The Advocate General of the EU Court presented his conclusion today in one of the three medical devices borderline cases currently pending at the EU Court, C-219/11 Brain Products vs BioSemi. The other two are C-109/12 Lycocentre and C-308/11 Chemische Fabrik Kreussler, with respect to the latter see also here. The other two are more interesting as far as I am concerned as they address the demarcation vis-a-vis directive 2001/83, the medicinal products directive, and an interesting question about the possibility for national authorities to qualify products differently for regulatory purposes in C-109/12 Lycocentre. So if you ask me, these are the two to watch for the moment.

But let’s look at Brain Products. This case concerned the question “Does a product which is intended by the manufacturer to be applied for human beings for the purpose of investigation of a physiological process constitute a medical device, within the terms of the third indent of Article 1(2)(a) of Directive 93/42/EEC, only in the case where it is intended for a medical purpose?”. The question was raised in a court case about a device that the manufacturer did not intend for medical use:

“This is a system capable of recording electrical signals from the human body and, more specifically, from the brain (EEG), the heart (ECG) and the muscles (EMG). Although measurements of that nature are frequently taken in a healthcare context (using electrocardiograms, electroencephalograms and so on), the product in question is not designed for the medical sector and the related promotional material explicitly states that it is not designed to be used for diagnosis and/or treatment. The primary users of ActiveTwo, which is modular and can therefore be configured to meet the needs of individual customers, are researchers carrying out investigations, particularly in the cognitive sciences.”

Brain Products sued manufacturer BioSemi alleging that, regardless of its intended use, the system manufactured by BioSemi must be regarded as a medical device for the purposes of the directive and, accordingly, must be certified as such.

To summarise the long and winding argument of the AG: it’s the intended purpose of the manufacturer that determines if something is a medical device, not the purpose others may give to the device. The AG solves the problem by demonstrating teleologically why the scope of the medical devices directive is and was always determined by the overarching requirement of intent of medical use by the manufacturer (as the Commission set out in MEDDEV2.1/1 from 1994, the very first guidance document on the medical devices directive). To demonstrate this, the AG referes to ‘dual use’ products such as software and toothbrushes to show that the medical intended purpose determines the scope of the directive in relation to a product.

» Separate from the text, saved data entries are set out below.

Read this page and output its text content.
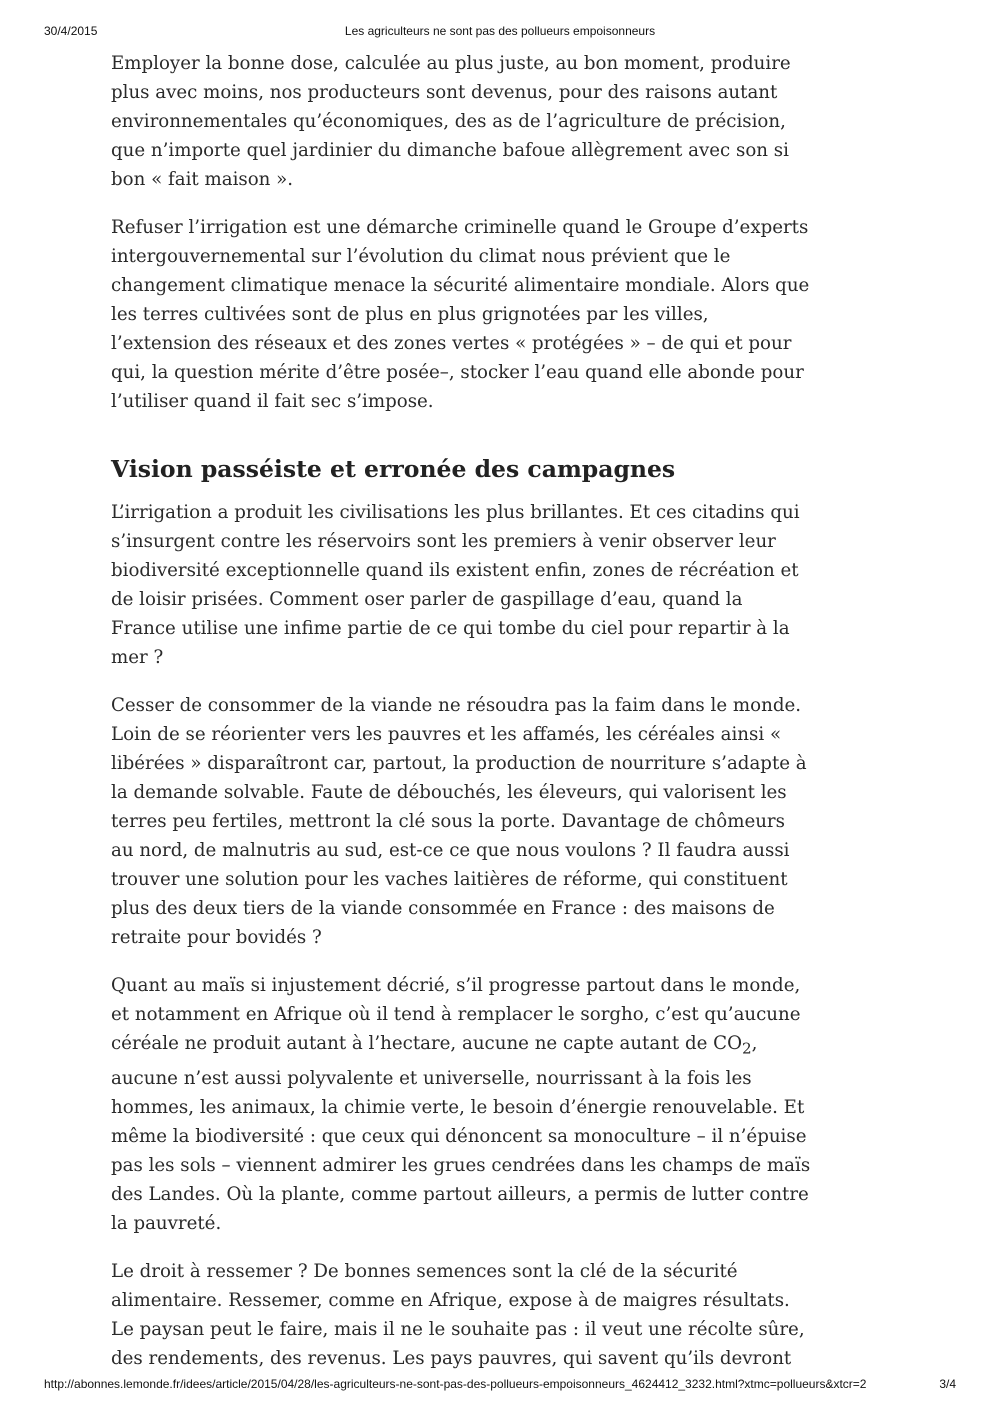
30/4/2015	Les agriculteurs ne sont pas des pollueurs empoisonneurs

Employer la bonne dose, calculée au plus juste, au bon moment, produire plus avec moins, nos producteurs sont devenus, pour des raisons autant environnementales qu’économiques, des as de l’agriculture de précision, que n’importe quel jardinier du dimanche bafoue allègrement avec son si bon « fait maison ».

Refuser l’irrigation est une démarche criminelle quand le Groupe d’experts intergouvernemental sur l’évolution du climat nous prévient que le changement climatique menace la sécurité alimentaire mondiale. Alors que les terres cultivées sont de plus en plus grignotées par les villes, l’extension des réseaux et des zones vertes « protégées » – de qui et pour qui, la question mérite d’être posée–, stocker l’eau quand elle abonde pour l’utiliser quand il fait sec s’impose.

Vision passéiste et erronée des campagnes

L’irrigation a produit les civilisations les plus brillantes. Et ces citadins qui s’insurgent contre les réservoirs sont les premiers à venir observer leur biodiversité exceptionnelle quand ils existent enfin, zones de récréation et de loisir prisées. Comment oser parler de gaspillage d’eau, quand la France utilise une infime partie de ce qui tombe du ciel pour repartir à la mer ?

Cesser de consommer de la viande ne résoudra pas la faim dans le monde. Loin de se réorienter vers les pauvres et les affamés, les céréales ainsi « libérées » disparaîtront car, partout, la production de nourriture s’adapte à la demande solvable. Faute de débouchés, les éleveurs, qui valorisent les terres peu fertiles, mettront la clé sous la porte. Davantage de chômeurs au nord, de malnutris au sud, est-ce ce que nous voulons ? Il faudra aussi trouver une solution pour les vaches laitières de réforme, qui constituent plus des deux tiers de la viande consommée en France : des maisons de retraite pour bovidés ?

Quant au maïs si injustement décrié, s’il progresse partout dans le monde, et notamment en Afrique où il tend à remplacer le sorgho, c’est qu’aucune céréale ne produit autant à l’hectare, aucune ne capte autant de $CO_2$, aucune n’est aussi polyvalente et universelle, nourrissant à la fois les hommes, les animaux, la chimie verte, le besoin d’énergie renouvelable. Et même la biodiversité : que ceux qui dénoncent sa monoculture – il n’épuise pas les sols – viennent admirer les grues cendrées dans les champs de maïs des Landes. Où la plante, comme partout ailleurs, a permis de lutter contre la pauvreté.

Le droit à ressemer ? De bonnes semences sont la clé de la sécurité alimentaire. Ressemer, comme en Afrique, expose à de maigres résultats. Le paysan peut le faire, mais il ne le souhaite pas : il veut une récolte sûre, des rendements, des revenus. Les pays pauvres, qui savent qu’ils devront

http://abonnes.lemonde.fr/idees/article/2015/04/28/les-agriculteurs-ne-sont-pas-des-pollueurs-empoisonneurs_4624412_3232.html?xtmc=pollueurs&xtcr=2	3/4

There is one Easter egg in the conclusion, in point 63, which concerns a question that is often asked in relation to obvious borderline products with a big disclaimer on them theat they are not intended for medical use even if they are clearly so intended, like many iPhone and iPad apps:

“Even if the information provided by the manufacturer is the key factor in determining whether a product is intended to be used for a medical purpose, any product which, by its very nature, is clearly intended to be used solely for a purpose of a medical nature will have to be regarded as a medical device, even if the manufacturer does not describe it as such. In any event, that proviso, which is designed to prevent abuse, ought not to be needed in most cases, since – including for obvious reasons of professional liability – the consistent practice of medical structures is to purchase only products which have been certified in accordance with the directive.”

This is something, as I have debated my theory with cheeky app developers who were not convinced about my answer that you cannot disclaim an obvious intended purpose as this would amount to a contradictory label and consequently an non-compliant product. The AG uses an even shorter punch: you cannot disclaim obvious intended purpose by nature. I am not sure if this is the best way to deal with this problem, as the “obviousness” of intended purpose may be difficult to establish especially in the case the manufacturer does not describe it on the label or other materials. Like Mr Jaggers in Dickens Great Expectations I prefer to rely on facts (“Take nothing on its looks; take everything on evidence. There’s no better rule.”). Imputing an “intended use by nature” that is not described is a challenge from an evidence perspective to say the least. Although I agree with his conclusion on the law I think AG Mengozzi is overshooting his target here.

I don’t expect the Court’s judgment to provide big surprises either. Just like we have seen and expect with other borderline cases, the Court will limit itself to formulating a legal criterion that may not always be very helpful in the light of the facts of the case because the Court is not allowed to do the work of the national court. But we’ll know in a couple of months when the Court hands down its judgment.